Gambar 2.8 Model Brand Equity Berry :2000
Penekanan Berry 2000:129 dalam konsep diatas yaitu pada customer
experience with company dimana company’s presented brand pada awalnya
dibentuk oleh departemen pemasaran melalui external brand communications, namun pada akhirnya terletak pada interaksi antara karyawan dan pelanggan serta
konsistensi pelayanan yang dikelola secara internal dalam perusahaan jasa. Dengan konsep ini dapat mengurangi biaya untuk memperoleh pelanggan baru,
karena manfaat utama dari mempertahankan pelanggan adalah bagaimana mengembangkan kemampuan dan keahlian ketika bertemu dengan pelanggan,
serta memberikan pelayanan yang lebih baik.

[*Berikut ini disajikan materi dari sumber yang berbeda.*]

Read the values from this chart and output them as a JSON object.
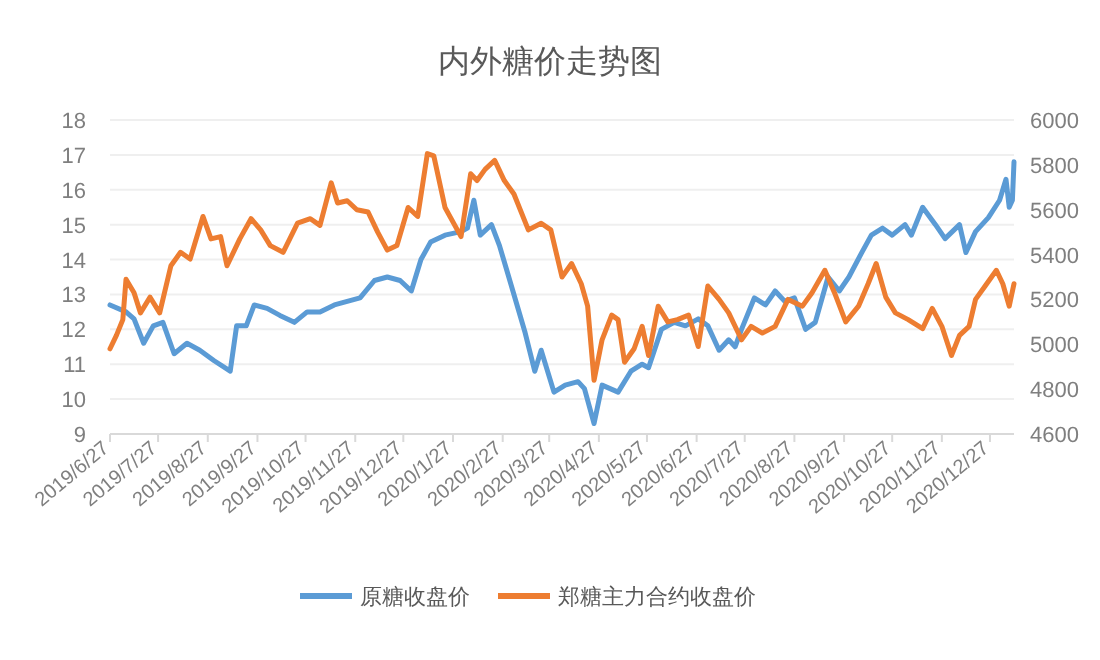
{
  "chart_data": {
    "type": "line",
    "title": "内外糖价走势图",
    "legend": "bottom",
    "grid": "y",
    "line_style": "solid",
    "xlim": [
      "2019-06-27",
      "2021-01-11"
    ],
    "xticks": [
      {
        "value": "2019-06-27",
        "label": "2019/6/27"
      },
      {
        "value": "2019-07-27",
        "label": "2019/7/27"
      },
      {
        "value": "2019-08-27",
        "label": "2019/8/27"
      },
      {
        "value": "2019-09-27",
        "label": "2019/9/27"
      },
      {
        "value": "2019-10-27",
        "label": "2019/10/27"
      },
      {
        "value": "2019-11-27",
        "label": "2019/11/27"
      },
      {
        "value": "2019-12-27",
        "label": "2019/12/27"
      },
      {
        "value": "2020-01-27",
        "label": "2020/1/27"
      },
      {
        "value": "2020-02-27",
        "label": "2020/2/27"
      },
      {
        "value": "2020-03-27",
        "label": "2020/3/27"
      },
      {
        "value": "2020-04-27",
        "label": "2020/4/27"
      },
      {
        "value": "2020-05-27",
        "label": "2020/5/27"
      },
      {
        "value": "2020-06-27",
        "label": "2020/6/27"
      },
      {
        "value": "2020-07-27",
        "label": "2020/7/27"
      },
      {
        "value": "2020-08-27",
        "label": "2020/8/27"
      },
      {
        "value": "2020-09-27",
        "label": "2020/9/27"
      },
      {
        "value": "2020-10-27",
        "label": "2020/10/27"
      },
      {
        "value": "2020-11-27",
        "label": "2020/11/27"
      },
      {
        "value": "2020-12-27",
        "label": "2020/12/27"
      }
    ],
    "ylim": [
      9,
      18
    ],
    "yticks": [
      9,
      10,
      11,
      12,
      13,
      14,
      15,
      16,
      17,
      18
    ],
    "y2lim": [
      4600,
      6000
    ],
    "y2ticks": [
      4600,
      4800,
      5000,
      5200,
      5400,
      5600,
      5800,
      6000
    ],
    "series": [
      {
        "name": "原糖收盘价",
        "color": "#5b9bd5",
        "x": [
          "2019-06-27",
          "2019-07-07",
          "2019-07-12",
          "2019-07-18",
          "2019-07-24",
          "2019-07-30",
          "2019-08-06",
          "2019-08-14",
          "2019-08-22",
          "2019-08-31",
          "2019-09-10",
          "2019-09-14",
          "2019-09-20",
          "2019-09-25",
          "2019-10-03",
          "2019-10-11",
          "2019-10-20",
          "2019-10-28",
          "2019-11-05",
          "2019-11-14",
          "2019-11-22",
          "2019-11-30",
          "2019-12-09",
          "2019-12-17",
          "2019-12-25",
          "2020-01-01",
          "2020-01-07",
          "2020-01-13",
          "2020-01-22",
          "2020-02-01",
          "2020-02-05",
          "2020-02-09",
          "2020-02-13",
          "2020-02-20",
          "2020-02-25",
          "2020-03-05",
          "2020-03-12",
          "2020-03-18",
          "2020-03-22",
          "2020-03-30",
          "2020-04-06",
          "2020-04-14",
          "2020-04-18",
          "2020-04-24",
          "2020-04-29",
          "2020-05-09",
          "2020-05-17",
          "2020-05-24",
          "2020-05-28",
          "2020-06-05",
          "2020-06-13",
          "2020-06-20",
          "2020-06-28",
          "2020-07-04",
          "2020-07-11",
          "2020-07-17",
          "2020-07-21",
          "2020-07-25",
          "2020-08-02",
          "2020-08-09",
          "2020-08-15",
          "2020-08-21",
          "2020-08-27",
          "2020-09-03",
          "2020-09-09",
          "2020-09-17",
          "2020-09-24",
          "2020-09-30",
          "2020-10-08",
          "2020-10-14",
          "2020-10-21",
          "2020-10-27",
          "2020-11-04",
          "2020-11-08",
          "2020-11-15",
          "2020-11-23",
          "2020-11-29",
          "2020-12-08",
          "2020-12-12",
          "2020-12-18",
          "2020-12-26",
          "2021-01-02",
          "2021-01-06",
          "2021-01-08",
          "2021-01-10",
          "2021-01-11"
        ],
        "values": [
          12.7,
          12.5,
          12.3,
          11.6,
          12.1,
          12.2,
          11.3,
          11.6,
          11.4,
          11.1,
          10.8,
          12.1,
          12.1,
          12.7,
          12.6,
          12.4,
          12.2,
          12.5,
          12.5,
          12.7,
          12.8,
          12.9,
          13.4,
          13.5,
          13.4,
          13.1,
          14.0,
          14.5,
          14.7,
          14.8,
          14.9,
          15.7,
          14.7,
          15.0,
          14.4,
          13.0,
          11.9,
          10.8,
          11.4,
          10.2,
          10.4,
          10.5,
          10.3,
          9.3,
          10.4,
          10.2,
          10.8,
          11.0,
          10.9,
          12.0,
          12.2,
          12.1,
          12.3,
          12.1,
          11.4,
          11.7,
          11.5,
          12.0,
          12.9,
          12.7,
          13.1,
          12.8,
          12.9,
          12.0,
          12.2,
          13.5,
          13.1,
          13.5,
          14.2,
          14.7,
          14.9,
          14.7,
          15.0,
          14.7,
          15.5,
          15.0,
          14.6,
          15.0,
          14.2,
          14.8,
          15.2,
          15.7,
          16.3,
          15.5,
          15.7,
          16.8
        ]
      },
      {
        "name": "郑糖主力合约收盘价",
        "color": "#ed7d31",
        "axis": "y2",
        "x": [
          "2019-06-27",
          "2019-07-01",
          "2019-07-05",
          "2019-07-07",
          "2019-07-12",
          "2019-07-16",
          "2019-07-22",
          "2019-07-28",
          "2019-08-04",
          "2019-08-10",
          "2019-08-16",
          "2019-08-24",
          "2019-08-29",
          "2019-09-04",
          "2019-09-08",
          "2019-09-16",
          "2019-09-23",
          "2019-09-29",
          "2019-10-05",
          "2019-10-13",
          "2019-10-22",
          "2019-10-30",
          "2019-11-05",
          "2019-11-12",
          "2019-11-16",
          "2019-11-22",
          "2019-11-28",
          "2019-12-05",
          "2019-12-11",
          "2019-12-17",
          "2019-12-23",
          "2019-12-30",
          "2020-01-05",
          "2020-01-11",
          "2020-01-15",
          "2020-01-22",
          "2020-02-01",
          "2020-02-07",
          "2020-02-11",
          "2020-02-16",
          "2020-02-22",
          "2020-02-28",
          "2020-03-05",
          "2020-03-14",
          "2020-03-22",
          "2020-03-28",
          "2020-04-04",
          "2020-04-10",
          "2020-04-16",
          "2020-04-20",
          "2020-04-24",
          "2020-04-29",
          "2020-05-05",
          "2020-05-09",
          "2020-05-13",
          "2020-05-19",
          "2020-05-24",
          "2020-05-28",
          "2020-06-03",
          "2020-06-09",
          "2020-06-15",
          "2020-06-22",
          "2020-06-28",
          "2020-07-04",
          "2020-07-11",
          "2020-07-17",
          "2020-07-25",
          "2020-07-31",
          "2020-08-07",
          "2020-08-15",
          "2020-08-23",
          "2020-09-01",
          "2020-09-07",
          "2020-09-15",
          "2020-09-21",
          "2020-09-28",
          "2020-10-06",
          "2020-10-12",
          "2020-10-17",
          "2020-10-23",
          "2020-10-29",
          "2020-11-06",
          "2020-11-15",
          "2020-11-21",
          "2020-11-27",
          "2020-12-03",
          "2020-12-08",
          "2020-12-14",
          "2020-12-18",
          "2020-12-24",
          "2020-12-31",
          "2021-01-04",
          "2021-01-08",
          "2021-01-11"
        ],
        "values": [
          4980,
          5040,
          5110,
          5290,
          5230,
          5140,
          5210,
          5140,
          5350,
          5410,
          5380,
          5570,
          5470,
          5480,
          5350,
          5470,
          5560,
          5510,
          5440,
          5410,
          5540,
          5560,
          5530,
          5720,
          5630,
          5640,
          5600,
          5590,
          5500,
          5420,
          5440,
          5610,
          5570,
          5850,
          5840,
          5610,
          5480,
          5760,
          5730,
          5780,
          5820,
          5730,
          5670,
          5510,
          5540,
          5510,
          5300,
          5360,
          5270,
          5170,
          4840,
          5020,
          5130,
          5110,
          4920,
          4980,
          5080,
          4950,
          5170,
          5100,
          5110,
          5130,
          4990,
          5260,
          5200,
          5140,
          5020,
          5080,
          5050,
          5080,
          5200,
          5170,
          5230,
          5330,
          5230,
          5100,
          5170,
          5270,
          5360,
          5210,
          5140,
          5110,
          5070,
          5160,
          5080,
          4950,
          5040,
          5080,
          5200,
          5260,
          5330,
          5270,
          5170,
          5270
        ]
      }
    ]
  }
}
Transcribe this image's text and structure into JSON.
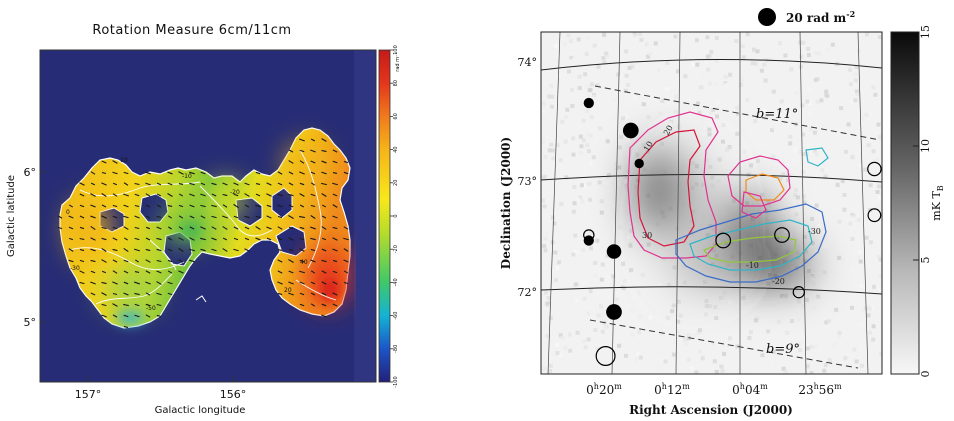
{
  "chart_data": [
    {
      "type": "heatmap",
      "title": "Rotation Measure 6cm/11cm",
      "xlabel": "Galactic longitude",
      "ylabel": "Galactic latitude",
      "x_ticks": [
        "157°",
        "156°"
      ],
      "y_ticks": [
        "6°",
        "5°"
      ],
      "xlim": [
        157.3,
        155.25
      ],
      "ylim": [
        4.65,
        6.5
      ],
      "colorbar": {
        "label": "rad m⁻²",
        "range": [
          -100,
          100
        ],
        "ticks": [
          "100",
          "80",
          "60",
          "40",
          "20",
          "0",
          "-20",
          "-40",
          "-60",
          "-80",
          "-100"
        ],
        "colors": [
          "#23207a",
          "#1c55c8",
          "#14b3d4",
          "#3fc86a",
          "#b7dc2a",
          "#f7e81a",
          "#f6b41a",
          "#f07a1c",
          "#e5361c",
          "#c41a1a"
        ]
      },
      "background_color": "#262c75",
      "contour_labels": [
        "10",
        "0",
        "-10",
        "-20",
        "-30",
        "20",
        "40",
        "-50"
      ]
    },
    {
      "type": "heatmap",
      "xlabel": "Right Ascension (J2000)",
      "ylabel": "Declination (J2000)",
      "x_ticks": [
        "0h20m",
        "0h12m",
        "0h04m",
        "23h56m"
      ],
      "y_ticks": [
        "74°",
        "73°",
        "72°"
      ],
      "colorbar": {
        "label": "mK T",
        "label_sub": "B",
        "range": [
          0,
          15
        ],
        "ticks": [
          "15",
          "10",
          "5",
          "0"
        ]
      },
      "legend": {
        "label": "20 rad m",
        "label_sup": "-2"
      },
      "annotations": [
        "b=11°",
        "b=9°"
      ],
      "contour_labels": [
        "10",
        "20",
        "30",
        "-20",
        "-30",
        "-10"
      ],
      "rm_circles": [
        {
          "ra": "0h22m",
          "dec": 73.7,
          "rm": 6,
          "sign": "positive"
        },
        {
          "ra": "0h17m",
          "dec": 73.45,
          "rm": 14,
          "sign": "positive"
        },
        {
          "ra": "0h16m",
          "dec": 73.15,
          "rm": 5,
          "sign": "positive"
        },
        {
          "ra": "0h22m",
          "dec": 72.45,
          "rm": 6,
          "sign": "positive"
        },
        {
          "ra": "0h19m",
          "dec": 72.35,
          "rm": 12,
          "sign": "positive"
        },
        {
          "ra": "0h19m",
          "dec": 71.8,
          "rm": 14,
          "sign": "positive"
        },
        {
          "ra": "0h20m",
          "dec": 71.4,
          "rm": 20,
          "sign": "negative"
        },
        {
          "ra": "0h06m",
          "dec": 72.45,
          "rm": 12,
          "sign": "negative"
        },
        {
          "ra": "23h59m",
          "dec": 72.5,
          "rm": 12,
          "sign": "negative"
        },
        {
          "ra": "23h57m",
          "dec": 71.98,
          "rm": 7,
          "sign": "negative"
        },
        {
          "ra": "23h48m",
          "dec": 73.1,
          "rm": 10,
          "sign": "negative"
        },
        {
          "ra": "23h48m",
          "dec": 72.68,
          "rm": 9,
          "sign": "negative"
        },
        {
          "ra": "0h22m",
          "dec": 72.5,
          "rm": 6,
          "sign": "negative"
        }
      ]
    }
  ]
}
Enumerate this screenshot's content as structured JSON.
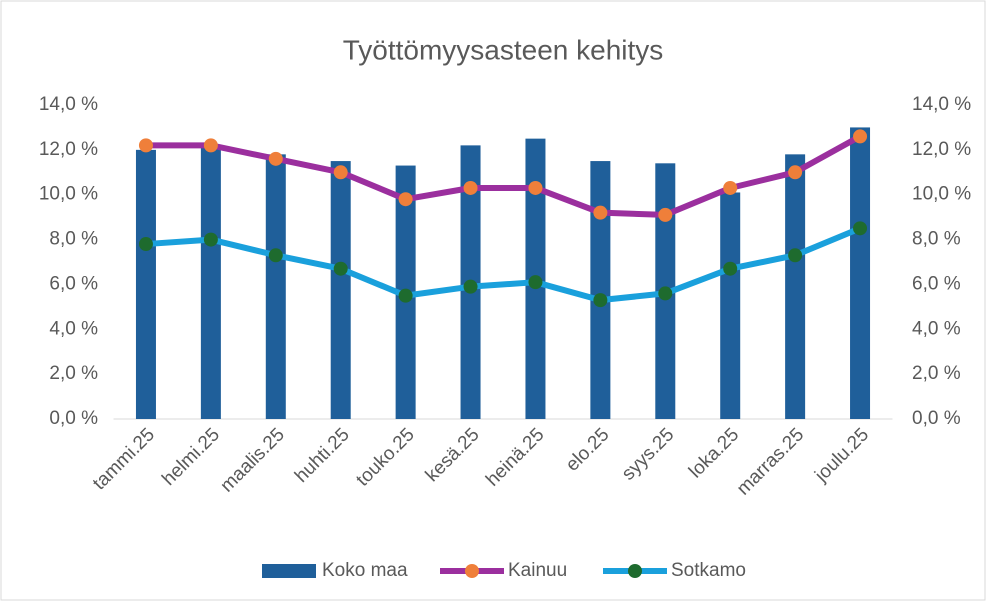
{
  "chart_data": {
    "type": "bar-line",
    "title": "Työttömyysasteen kehitys",
    "categories": [
      "tammi.25",
      "helmi.25",
      "maalis.25",
      "huhti.25",
      "touko.25",
      "kesä.25",
      "heinä.25",
      "elo.25",
      "syys.25",
      "loka.25",
      "marras.25",
      "joulu.25"
    ],
    "series": [
      {
        "name": "Koko maa",
        "type": "bar",
        "color": "#1f5f9a",
        "values": [
          12.0,
          12.1,
          11.8,
          11.5,
          11.3,
          12.2,
          12.5,
          11.5,
          11.4,
          10.1,
          11.8,
          13.0
        ]
      },
      {
        "name": "Kainuu",
        "type": "line",
        "axis": "y2",
        "color": "#9b2f9e",
        "marker_color": "#ef7f3a",
        "values": [
          12.2,
          12.2,
          11.6,
          11.0,
          9.8,
          10.3,
          10.3,
          9.2,
          9.1,
          10.3,
          11.0,
          12.6
        ]
      },
      {
        "name": "Sotkamo",
        "type": "line",
        "axis": "y2",
        "color": "#1aa0dc",
        "marker_color": "#1e6b2e",
        "values": [
          7.8,
          8.0,
          7.3,
          6.7,
          5.5,
          5.9,
          6.1,
          5.3,
          5.6,
          6.7,
          7.3,
          8.5
        ]
      }
    ],
    "ylim": [
      0,
      14
    ],
    "yticks": [
      {
        "value": 0,
        "label": "0,0 %"
      },
      {
        "value": 2,
        "label": "2,0 %"
      },
      {
        "value": 4,
        "label": "4,0 %"
      },
      {
        "value": 6,
        "label": "6,0 %"
      },
      {
        "value": 8,
        "label": "8,0 %"
      },
      {
        "value": 10,
        "label": "10,0 %"
      },
      {
        "value": 12,
        "label": "12,0 %"
      },
      {
        "value": 14,
        "label": "14,0 %"
      }
    ],
    "y2lim": [
      0,
      14
    ],
    "y2ticks": [
      {
        "value": 0,
        "label": "0,0 %"
      },
      {
        "value": 2,
        "label": "2,0 %"
      },
      {
        "value": 4,
        "label": "4,0 %"
      },
      {
        "value": 6,
        "label": "6,0 %"
      },
      {
        "value": 8,
        "label": "8,0 %"
      },
      {
        "value": 10,
        "label": "10,0 %"
      },
      {
        "value": 12,
        "label": "12,0 %"
      },
      {
        "value": 14,
        "label": "14,0 %"
      }
    ],
    "legend": "bottom"
  }
}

Model Berry 2000:129 juga mengalokasikan tanggung jawab bidang
manajemen dalam membangun layanan merek. Sebagai contoh, customer experience hotel yang dikelola oleh departemen operasional dapat meningkatkan
brand equity, walaupun brand awareness sangat dipengaruhi oleh company’s
presented brand yang dikelola oleh departemen pemasaran. Signifikansi dari segmentasi elemen berkontribusi terhadap brand equity
hotel yang terletak pada kemampuan untuk tidak hanya memahami tuas dari brand equity, tetapi yang lebih penting, adalah mengalokasikan tanggung jawab untuk
meningkatkan brand equity di seluruh organisasi hotel. Hal ini yang membuat
alasan Berry 2000:129 mengapa ia bertekad untuk menjadikan model
konseptual layanan merek merupakan model yang paling tepat untuk dikembangkan kerangkanya dalam mengeksplorasi brand equity terutama pada
industry hotel hingga saat ini.
Model penelitian Berry 2000:129 ini memberikan validasi empiris
layanan merek. Dengan demikian, hasil penelitian ini akan membantu manajer merek hotel untuk mengembangkan dan mengevaluasi strategi merek serta
menavigasi pasar yang kompetitif terutama dalam mencari keunggulan kompetitif yang berbeda. Karena itu untuk mengukur dan mengingat enam konstruksi dari
Model Berry 2000:129 maka perlu merangkum customer experience dan
kualitas merek dalam menentukan brand equity. Kemudian validasi empiris dari model ini memerlukan sampel yang terdiri dari pelanggan hotel yang memiliki
pengalaman langsung dengan merek hotel.